I am dating this guy called Nicholas…. He lives in London and it is a long distance relationship. We are like friends and like I said, I don’t really mind a partner but I don’t believe in holding on to people. I think that everyone should have their freedom. This is a man who comes across as very liberal, very intelligent and very-very spiritual. So I feel comfortable with him…it’s a friendship, you can call him my boyfriend.
“I would dress up like Marie Antoinette.”
I love to travel. Every year I go on these trips on my own for 10 days. That’s all that I can afford but I would love to go for longer. The places I would love to visit, I have already visited but out of the whole world, I really love Rome and Paris. I would love to go to Paris again. What would I wear, who would I be? For a shoot in Paris, I would like to wear very period costumes, they are my favourite. I would dress up like Marie Antoinette; that would be perfect since she was a style icon. If we could explore the history of France, shoot with the old fountains and the old historical buildings, that would be perfect.
I still want to travel a lot. If I go to France, or Italy or Brazil, I would like to go to the villages, live with the people and experience the local life. We cannot do that in India; that is the only drawback of being who I am. It appeals to me to be a part of beauty, culture and history.
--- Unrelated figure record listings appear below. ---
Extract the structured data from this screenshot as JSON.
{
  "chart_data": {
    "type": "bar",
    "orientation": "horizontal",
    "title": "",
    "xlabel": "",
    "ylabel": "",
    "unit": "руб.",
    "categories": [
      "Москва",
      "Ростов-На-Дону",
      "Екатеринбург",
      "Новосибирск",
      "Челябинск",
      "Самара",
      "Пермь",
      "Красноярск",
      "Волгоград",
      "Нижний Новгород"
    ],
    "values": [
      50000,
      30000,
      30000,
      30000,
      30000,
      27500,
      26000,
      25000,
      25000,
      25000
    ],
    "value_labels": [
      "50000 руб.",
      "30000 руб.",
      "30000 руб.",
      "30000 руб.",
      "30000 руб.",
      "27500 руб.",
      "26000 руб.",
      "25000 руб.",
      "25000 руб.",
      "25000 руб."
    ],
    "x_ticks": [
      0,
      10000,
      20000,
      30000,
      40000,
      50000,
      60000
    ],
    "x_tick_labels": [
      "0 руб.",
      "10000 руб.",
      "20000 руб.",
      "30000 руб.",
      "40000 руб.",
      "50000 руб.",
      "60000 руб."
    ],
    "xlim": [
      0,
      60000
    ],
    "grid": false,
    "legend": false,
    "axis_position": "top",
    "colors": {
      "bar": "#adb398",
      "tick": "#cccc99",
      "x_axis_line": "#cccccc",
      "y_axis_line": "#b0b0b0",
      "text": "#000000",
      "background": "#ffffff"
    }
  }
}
“It was not plastic surgery.”
These kinds of reports just annoy me. Some journalists don’t really realise the meaning of plastic surgery. There are so many things in the market these days. One time, I injected some kind of, what do you call it, sugar molecules into my lips. This dissolves in 15 days. I thought that thicker lips would look good. But it didn’t work. When you are growing up and getting to know things, you do a lot of disastrous things and this was one of those disasters. It was funny and I could not shoot for days. But I am over it; I am over that phase in my life. I would like to tell everybody that each one of us is different and each one of us is perfect. There is no need to try and look like anybody else.
“Today, I am very comfortable with myself.”
People initially criticised me for everything that I did, everything that I said. But now I am fine with it all – the tiny village I come from, who my parents are, how I have come up, the men I dated, the ugly relationships I went through, the imperfect English I speak. These are all a part of me and I think that absolutely nothing can make me feel bad about myself.